Fascinating Histories of Successful Products

Fascinating Histories of Successful Products

Fascinating Histories of Successful Products
Image Credits: Good Housekeeping

It is hard to imagine a life without the things that we use every day. There are a number of successful products that have become a part and parcel of our lives (over the years). Interestingly, some of them offer amazing background stories. Here are the reasons why some of these successful products were created.


WD-40 - Successful Products

Everyone has heard of WD-40, a popular household product used as a solvent and rust dissolver. WD-40 stands for “water displacing 40th formula”. It got its name from being the 40th attempt at creating the formula for the product. Its lubricating properties come from dissolved components, not the substance itself.

The first commercial use for WD-40 was in Atlas Rocket Program. The corrosion caused by moisture was a major impediment for the Atlas rocket in the US Space Program. After all, necessity is the mother of invention and thus, WD-40 was created by Norm Larsen.

In the mid-50s, Larsen sold his company to pursue other innovative paths. The company was sold for a flat $20,000 without any royalties. In 1958, WD-40 was put in aerosol cans for consumer use. By 1993, it was estimated that you could find a can of this chemical in 80% of American households. Nowadays, a can of WD-40 can be found in almost everyone’s home.

Jack Daniel’s

Jack Daniel's - Successful Products

In the mid-1800s, Jack Daniel was a master whiskey distiller from Lynchburg, Tennessee. In this region, the ingredients needed to create spirits were extremely abundant. Naturally, he faced more than enough competition and was forced to think out of the box.

Therefore, he set on a quest to make his whiskey better than everyone else’s. Luckily, he had a spring of strikingly clear water on his property. In addition to that, he was quite picky about the grains he chose for his product. Later, he developed a method of filtering the booze through ten feet of charcoal to produce nice, smooth output.

In the mid-twentieth century, demand for the drink skyrocketed. Jack started fueling the artistic output of dignitaries such as William Faulkner and Frank Sinatra. They started referring to Jack Daniel’s as “the nectar of the gods”.

Jack Daniel’s is one of the most recognizable brands of spirits in the world. However, the origin of its recipe was murky until 2012. A Welsh businessman stumbled upon a book written by his great-great-grandmother who was an herbalist. She had written a recipe in 1853 that may very well be the original formula for Jack Daniel’s.


Cheerios - Successful Products

The popularity of cereals is what makes Cheerios one of the most successful products. Contrastingly, when cereal was first conceived as a breakfast food, most people were just fine with bacon and eggs.

This is because nobody was talking about heart-healthy anything in the 1930s and 1940s. The first cold cereal, called Cherrioats was created by General Mills in 1940. You just needed to pour some milk to eat it.

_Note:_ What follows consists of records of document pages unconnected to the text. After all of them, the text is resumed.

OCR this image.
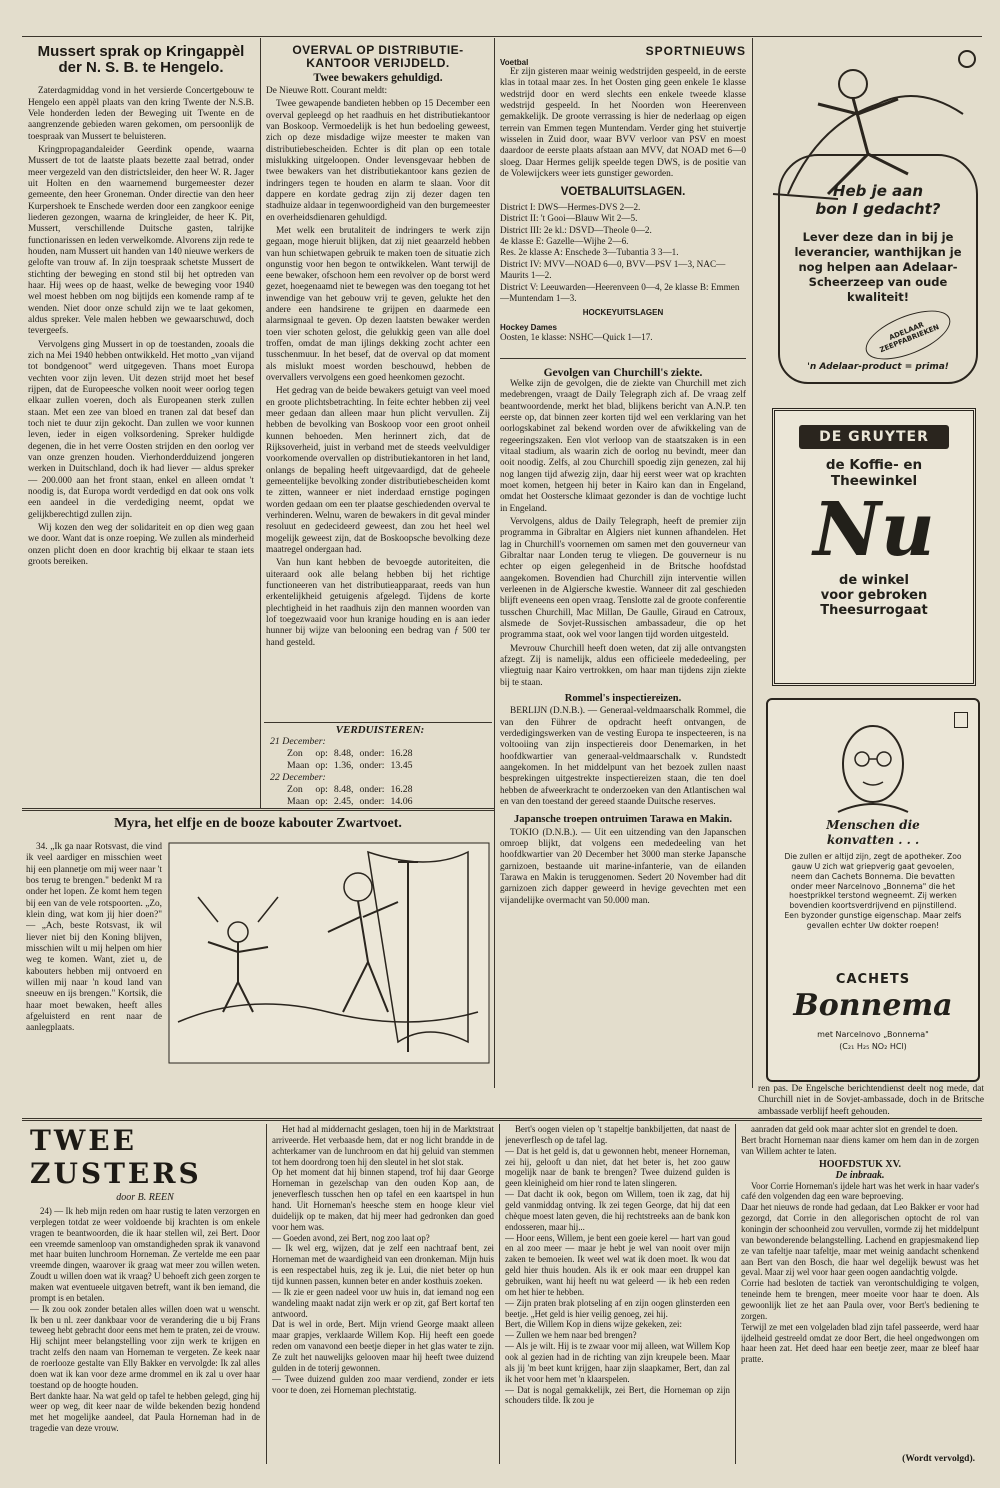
Mussert sprak op Kringappèl der N. S. B. te Hengelo.
Zaterdagmiddag vond in het versierde Concertgebouw te Hengelo een appèl plaats van den kring Twente der N.S.B. Vele honderden leden der Beweging uit Twente en de aangrenzende gebieden waren gekomen, om persoonlijk de toespraak van Mussert te beluisteren.
Kringpropagandaleider Geerdink opende, waarna Mussert de tot de laatste plaats bezette zaal betrad, onder meer vergezeld van den districtsleider, den heer W. R. Jager uit Holten en den waarnemend burgemeester dezer gemeente, den heer Groneman. Onder directie van den heer Kurpershoek te Enschede werden door een zangkoor eenige liederen gezongen, waarna de kringleider, de heer K. Pit, Mussert, verschillende Duitsche gasten, talrijke functionarissen en leden verwelkomde. Alvorens zijn rede te houden, nam Mussert uit handen van 140 nieuwe werkers de gelofte van trouw af. In zijn toespraak schetste Mussert de stichting der beweging en stond stil bij het optreden van haar. Hij wees op de haast, welke de beweging voor 1940 wel moest hebben om nog bijtijds een komende ramp af te wenden. Niet door onze schuld zijn we te laat gekomen, aldus spreker. Vele malen hebben we gewaarschuwd, doch tevergeefs.
Vervolgens ging Mussert in op de toestanden, zooals die zich na Mei 1940 hebben ontwikkeld. Het motto „van vijand tot bondgenoot" werd uitgegeven. Thans moet Europa vechten voor zijn leven. Uit dezen strijd moet het besef rijpen, dat de Europeesche volken nooit weer oorlog tegen elkaar zullen voeren, doch als Europeanen sterk zullen staan. Met een zee van bloed en tranen zal dat besef dan toch niet te duur zijn gekocht. Dan zullen we voor kunnen leven, ieder in eigen volksordening. Spreker huldigde degenen, die in het verre Oosten strijden en den oorlog ver van onze grenzen houden. Vierhonderdduizend jongeren werken in Duitschland, doch ik had liever — aldus spreker — 200.000 aan het front staan, enkel en alleen omdat 't noodig is, dat Europa wordt verdedigd en dat ook ons volk een aandeel in die verdediging neemt, opdat we gelijkberechtigd zullen zijn.
Wij kozen den weg der solidariteit en op dien weg gaan we door. Want dat is onze roeping. We zullen als minderheid onzen plicht doen en door krachtig bij elkaar te staan iets groots bereiken.
OVERVAL OP DISTRIBUTIE-KANTOOR VERIJDELD.
Twee bewakers gehuldigd.
De Nieuwe Rott. Courant meldt:
Twee gewapende bandieten hebben op 15 December een overval gepleegd op het raadhuis en het distributiekantoor van Boskoop. Vermoedelijk is het hun bedoeling geweest, zich op deze misdadige wijze meester te maken van distributiebescheiden. Echter is dit plan op een totale mislukking uitgeloopen. Onder levensgevaar hebben de twee bewakers van het distributiekantoor kans gezien de indringers tegen te houden en alarm te slaan. Voor dit dappere en kordate gedrag zijn zij dezer dagen ten stadhuize aldaar in tegenwoordigheid van den burgemeester en overheidsdienaren gehuldigd.
Met welk een brutaliteit de indringers te werk zijn gegaan, moge hieruit blijken, dat zij niet geaarzeld hebben van hun schietwapen gebruik te maken toen de situatie zich ongunstig voor hen begon te ontwikkelen. Want terwijl de eene bewaker, ofschoon hem een revolver op de borst werd gezet, hoegenaamd niet te bewegen was den toegang tot het inwendige van het gebouw vrij te geven, gelukte het den andere een handsirene te grijpen en daarmede een alarmsignaal te geven. Op dezen laatsten bewaker werden toen vier schoten gelost, die gelukkig geen van alle doel troffen, omdat de man ijlings dekking zocht achter een tusschenmuur. In het besef, dat de overval op dat moment als mislukt moest worden beschouwd, hebben de overvallers vervolgens een goed heenkomen gezocht.
Het gedrag van de beide bewakers getuigt van veel moed en groote plichtsbetrachting. In feite echter hebben zij veel meer gedaan dan alleen maar hun plicht vervullen. Zij hebben de bevolking van Boskoop voor een groot onheil kunnen behoeden. Men herinnert zich, dat de Rijksoverheid, juist in verband met de steeds veelvuldiger voorkomende overvallen op distributiekantoren in het land, onlangs de bepaling heeft uitgevaardigd, dat de geheele gemeentelijke bevolking zonder distributiebescheiden komt te zitten, wanneer er niet inderdaad ernstige pogingen worden gedaan om een ter plaatse geschiedenden overval te verhinderen. Welnu, waren de bewakers in dit geval minder resoluut en gedecideerd geweest, dan zou het heel wel mogelijk geweest zijn, dat de Boskoopsche bevolking deze maatregel ondergaan had.
Van hun kant hebben de bevoegde autoriteiten, die uiteraard ook alle belang hebben bij het richtige functioneeren van het distributieapparaat, reeds van hun erkentelijkheid getuigenis afgelegd. Tijdens de korte plechtigheid in het raadhuis zijn den mannen woorden van lof toegezwaaid voor hun kranige houding en is aan ieder hunner bij wijze van belooning een bedrag van ƒ 500 ter hand gesteld.
VERDUISTEREN:
21 December:
Zon	op:	8.48,	onder:	16.28
Maan	op:	1.36,	onder:	13.45
22 December:
Zon	op:	8.48,	onder:	16.28
Maan	op:	2.45,	onder:	14.06
SPORTNIEUWS
Voetbal
Er zijn gisteren maar weinig wedstrijden gespeeld, in de eerste klas in totaal maar zes. In het Oosten ging geen enkele 1e klasse wedstrijd door en werd slechts een enkele tweede klasse wedstrijd gespeeld. In het Noorden won Heerenveen gemakkelijk. De groote verrassing is hier de nederlaag op eigen terrein van Emmen tegen Muntendam. Verder ging het stuivertje wisselen in Zuid door, waar BVV verloor van PSV en moest daardoor de eerste plaats afstaan aan MVV, dat NOAD met 6—0 sloeg. Daar Hermes gelijk speelde tegen DWS, is de positie van de Volewijckers weer iets gunstiger geworden.
VOETBALUITSLAGEN.
District I: DWS—Hermes-DVS 2—2.
District II: 't Gooi—Blauw Wit 2—5.
District III: 2e kl.: DSVD—Theole 0—2.
4e klasse E: Gazelle—Wijhe 2—6.
Res. 2e klasse A: Enschede 3—Tubantia 3 3—1.
District IV: MVV—NOAD 6—0, BVV—PSV 1—3, NAC—Maurits 1—2.
District V: Leeuwarden—Heerenveen 0—4, 2e klasse B: Emmen—Muntendam 1—3.
HOCKEYUITSLAGEN
Hockey Dames
Oosten, 1e klasse: NSHC—Quick 1—17.
Gevolgen van Churchill's ziekte.
Welke zijn de gevolgen, die de ziekte van Churchill met zich medebrengen, vraagt de Daily Telegraph zich af. De vraag zelf beantwoordende, merkt het blad, blijkens bericht van A.N.P. ten eerste op, dat binnen zeer korten tijd wel een verklaring van het oorlogskabinet zal bekend worden over de afwikkeling van de regeeringszaken. Een vlot verloop van de staatszaken is in een vitaal stadium, als waarin zich de oorlog nu bevindt, meer dan ooit noodig. Zelfs, al zou Churchill spoedig zijn genezen, zal hij nog langen tijd afwezig zijn, daar hij eerst weer wat op krachten moet komen, hetgeen hij beter in Kairo kan dan in Engeland, omdat het Oostersche klimaat gezonder is dan de vochtige lucht in Engeland.
Vervolgens, aldus de Daily Telegraph, heeft de premier zijn programma in Gibraltar en Algiers niet kunnen afhandelen. Het lag in Churchill's voornemen om samen met den gouverneur van Gibraltar naar Londen terug te vliegen. De gouverneur is nu echter op eigen gelegenheid in de Britsche hoofdstad aangekomen. Bovendien had Churchill zijn interventie willen verleenen in de Algiersche kwestie. Wanneer dit zal geschieden blijft eveneens een open vraag. Tenslotte zal de groote conferentie tusschen Churchill, Mac Millan, De Gaulle, Giraud en Catroux, alsmede de Sovjet-Russischen ambassadeur, die op het programma staat, ook wel voor langen tijd worden uitgesteld.
Mevrouw Churchill heeft doen weten, dat zij alle ontvangsten afzegt. Zij is namelijk, aldus een officieele mededeeling, per vliegtuig naar Kairo vertrokken, om haar man tijdens zijn ziekte bij te staan.
Rommel's inspectiereizen.
BERLIJN (D.N.B.). — Generaal-veldmaarschalk Rommel, die van den Führer de opdracht heeft ontvangen, de verdedigingswerken van de vesting Europa te inspecteeren, is na voltooiing van zijn inspectiereis door Denemarken, in het hoofdkwartier van generaal-veldmaarschalk v. Rundstedt aangekomen. In het middelpunt van het bezoek zullen naast besprekingen uitgestrekte inspectiereizen staan, die ten doel hebben de afweerkracht te onderzoeken van den Atlantischen wal en van den toestand der gereed staande Duitsche reserves.
Japansche troepen ontruimen Tarawa en Makin.
TOKIO (D.N.B.). — Uit een uitzending van den Japanschen omroep blijkt, dat volgens een mededeeling van het hoofdkwartier van 20 December het 3000 man sterke Japansche garnizoen, bestaande uit marine-infanterie, van de eilanden Tarawa en Makin is teruggenomen. Sedert 20 November had dit garnizoen zich dapper geweerd in hevige gevechten met een vijandelijke overmacht van 50.000 man.
Heb je aan
bon I gedacht?
Lever deze dan in bij je leverancier, wanthijkan je nog helpen aan Adelaar-Scheerzeep van oude kwaliteit!
ADELAAR ZEEPFABRIEKEN
'n Adelaar-product = prima!
DE GRUYTER
de Koffie- en
Theewinkel
Nu
de winkel
voor gebroken
Theesurrogaat
Menschen die
konvatten . . .
Die zullen er altijd zijn, zegt de apotheker. Zoo gauw U zich wat griepverig gaat gevoelen, neem dan Cachets Bonnema. Die bevatten onder meer Narcelnovo „Bonnema" die het hoestprikkel terstond wegneemt. Zij werken bovendien koortsverdrijvend en pijnstillend. Een byzonder gunstige eigenschap. Maar zelfs gevallen echter Uw dokter roepen!
CACHETS
Bonnema
met Narcelnovo „Bonnema"
(C₂₁ H₂₅ NO₂ HCl)
ren pas. De Engelsche berichtendienst deelt nog mede, dat Churchill niet in de Sovjet-ambassade, doch in de Britsche ambassade verblijf heeft gehouden.
Myra, het elfje en de booze kabouter Zwartvoet.
34. „Ik ga naar Rotsvast, die vind ik veel aardiger en misschien weet hij een plannetje om mij weer naar 't bos terug te brengen." bedenkt M ra onder het lopen. Ze komt hem tegen bij een van de vele rotspoorten. „Zo, klein ding, wat kom jij hier doen?" — „Ach, beste Rotsvast, ik wil liever niet bij den Koning blijven, misschien wilt u mij helpen om hier weg te komen. Want, ziet u, de kabouters hebben mij ontvoerd en willen mij naar 'n koud land van sneeuw en ijs brengen." Kortsik, die haar moet bewaken, heeft alles afgeluisterd en rent naar de aanlegplaats.
TWEE ZUSTERS
door B. REEN
24) — Ik heb mijn reden om haar rustig te laten verzorgen en verplegen totdat ze weer voldoende bij krachten is om enkele vragen te beantwoorden, die ik haar stellen wil, zei Bert. Door een vreemde samenloop van omstandigheden sprak ik vanavond met haar buiten lunchroom Horneman. Ze vertelde me een paar vreemde dingen, waarover ik graag wat meer zou willen weten. Zoudt u willen doen wat ik vraag? U behoeft zich geen zorgen te maken wat eventueele uitgaven betreft, want ik ben iemand, die prompt is en betalen.
— Ik zou ook zonder betalen alles willen doen wat u wenscht. Ik ben u nl. zeer dankbaar voor de verandering die u bij Frans teweeg hebt gebracht door eens met hem te praten, zei de vrouw. Hij schijnt meer belangstelling voor zijn werk te krijgen en tracht zelfs den naam van Horneman te vergeten. Ze keek naar de roerlooze gestalte van Elly Bakker en vervolgde: Ik zal alles doen wat ik kan voor deze arme drommel en ik zal u over haar toestand op de hoogte houden.
Bert dankte haar. Na wat geld op tafel te hebben gelegd, ging hij weer op weg, dit keer naar de wilde bekenden bezig hondend met het mogelijke aandeel, dat Paula Horneman had in de tragedie van deze vrouw.
Het had al middernacht geslagen, toen hij in de Marktstraat arriveerde. Het verbaasde hem, dat er nog licht brandde in de achterkamer van de lunchroom en dat hij geluid van stemmen tot hem doordrong toen hij den sleutel in het slot stak.
Op het moment dat hij binnen stapend, trof hij daar George Horneman in gezelschap van den ouden Kop aan, de jeneverflesch tusschen hen op tafel en een kaartspel in hun hand. Uit Horneman's heesche stem en hooge kleur viel duidelijk op te maken, dat hij meer had gedronken dan goed voor hem was.
— Goeden avond, zei Bert, nog zoo laat op?
— Ik wel erg, wijzen, dat je zelf een nachtraaf bent, zei Horneman met de waardigheid van een dronkeman. Mijn huis is een respectabel huis, zeg ik je. Lui, die niet beter op hun tijd kunnen passen, kunnen beter en ander kosthuis zoeken.
— Ik zie er geen nadeel voor uw huis in, dat iemand nog een wandeling maakt nadat zijn werk er op zit, gaf Bert kortaf ten antwoord.
Dat is wel in orde, Bert. Mijn vriend George maakt alleen maar grapjes, verklaarde Willem Kop. Hij heeft een goede reden om vanavond een beetje dieper in het glas water te zijn. Ze zult het nauwelijks gelooven maar hij heeft twee duizend gulden in de toterij gewonnen.
— Twee duizend gulden zoo maar verdiend, zonder er iets voor te doen, zei Horneman plechtstatig.
Bert's oogen vielen op 't stapeltje bankbiljetten, dat naast de jeneverflesch op de tafel lag.
— Dat is het geld is, dat u gewonnen hebt, meneer Horneman, zei hij, gelooft u dan niet, dat het beter is, het zoo gauw mogelijk naar de bank te brengen? Twee duizend gulden is geen kleinigheid om hier rond te laten slingeren.
— Dat dacht ik ook, begon om Willem, toen ik zag, dat hij geld vanmiddag ontving. Ik zei tegen George, dat hij dat een chèque moest laten geven, die hij rechtstreeks aan de bank kon endosseren, maar hij...
— Hoor eens, Willem, je bent een goeie kerel — hart van goud en al zoo meer — maar je hebt je wel van nooit over mijn zaken te bemoeien. Ik weet wel wat ik doen moet. Ik wou dat geld hier thuis houden. Als ik er ook maar een druppel kan gebruiken, want hij heeft nu wat geleerd — ik heb een reden om het hier te hebben.
— Zijn praten brak plotseling af en zijn oogen glinsterden een beetje. „Het geld is hier veilig genoeg, zei hij.
Bert, die Willem Kop in diens wijze gekeken, zei:
— Zullen we hem naar bed brengen?
— Als je wilt. Hij is te zwaar voor mij alleen, wat Willem Kop ook al gezien had in de richting van zijn kreupele been. Maar als jij 'm beet kunt krijgen, haar zijn slaapkamer, Bert, dan zal ik het voor hem met 'n klaarspelen.
— Dat is nogal gemakkelijk, zei Bert, die Horneman op zijn schouders tilde. Ik zou je
aanraden dat geld ook maar achter slot en grendel te doen.
Bert bracht Horneman naar diens kamer om hem dan in de zorgen van Willem achter te laten.
HOOFDSTUK XV.
De inbraak.
Voor Corrie Horneman's ijdele hart was het werk in haar vader's café den volgenden dag een ware beproeving.
Daar het nieuws de ronde had gedaan, dat Leo Bakker er voor had gezorgd, dat Corrie in den allegorischen optocht de rol van koningin der schoonheid zou vervullen, vormde zij het middelpunt van bewonderende belangstelling. Lachend en grapjesmakend liep ze van tafeltje naar tafeltje, maar met weinig aandacht schenkend aan Bert van den Bosch, die haar wel degelijk bewust was het geval. Maar zij wel voor haar geen oogen aandachtig volgde.
Corrie had besloten de tactiek van verontschuldiging te volgen, teneinde hem te brengen, meer moeite voor haar te doen. Als gewoonlijk liet ze het aan Paula over, voor Bert's bediening te zorgen.
Terwijl ze met een volgeladen blad zijn tafel passeerde, werd haar ijdelheid gestreeld omdat ze door Bert, die heel ongedwongen om haar heen zat. Het deed haar een beetje zeer, maar ze bleef haar pratte.
(Wordt vervolgd).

Consequently, this cereal was an instant hit with a couple of million sales in its first year.

There was another poorly competing product that was using the same name. After five years of growing sales, General Mills decided to change the name. At the same time, the company began marketing the cereal exclusively towards children through advertisement on Mickey Mouse Club shows.



Playdoh is probably the most accidental of all the successful products on this list. This world-famous, non-toxic modeling clay was created by Noah McVicker and his nephew Joseph. The McVickers were the owners of Kutol Chemicals, a successful company that sold clay-like soft substance.

Originally, this chemical was used as a wallpaper cleaning compound. Joseph had a conversation with a friend about how much pain it was to work with and clean up clay. The younger McVicker shipped one box of the material to his friend, who was a teacher. He introduced Playdoh to his students and they loved the chemical.

The company was bought by General Mills in 1965. After the sale of some two billion cans, it merged with Kenner, in 1971. Given its popularity, it’s hard to believe Playdoh could have been anything but a fun way to sculpt stuff.

Dr. Pepper

Dr. Pepper

It is a common misconception that Dr. Pepper was created by a doctor. However, the truth is not that far off. The inventor of the world’s oldest soft drink was Charles Alderton, a Pharmacist from Texas.

Another misconception about the drink is that it was originally created as a medicine. The fact, however, is that Alderton just enjoyed mixing different flavored syrups in his free time. He enjoyed the smell of all the fruity syrups (from the soda fountain) mingled together. Therefore, he set out to create a drink that tasted like that smell.

The pharmacy owner, Wade Morrison loved the new drink and named it after a friend named Dr. Charles Pepper. The drink was a massive success but eventually, Alderton became tired of fizzy mixings. As a result, he sold the successful product to Morrison.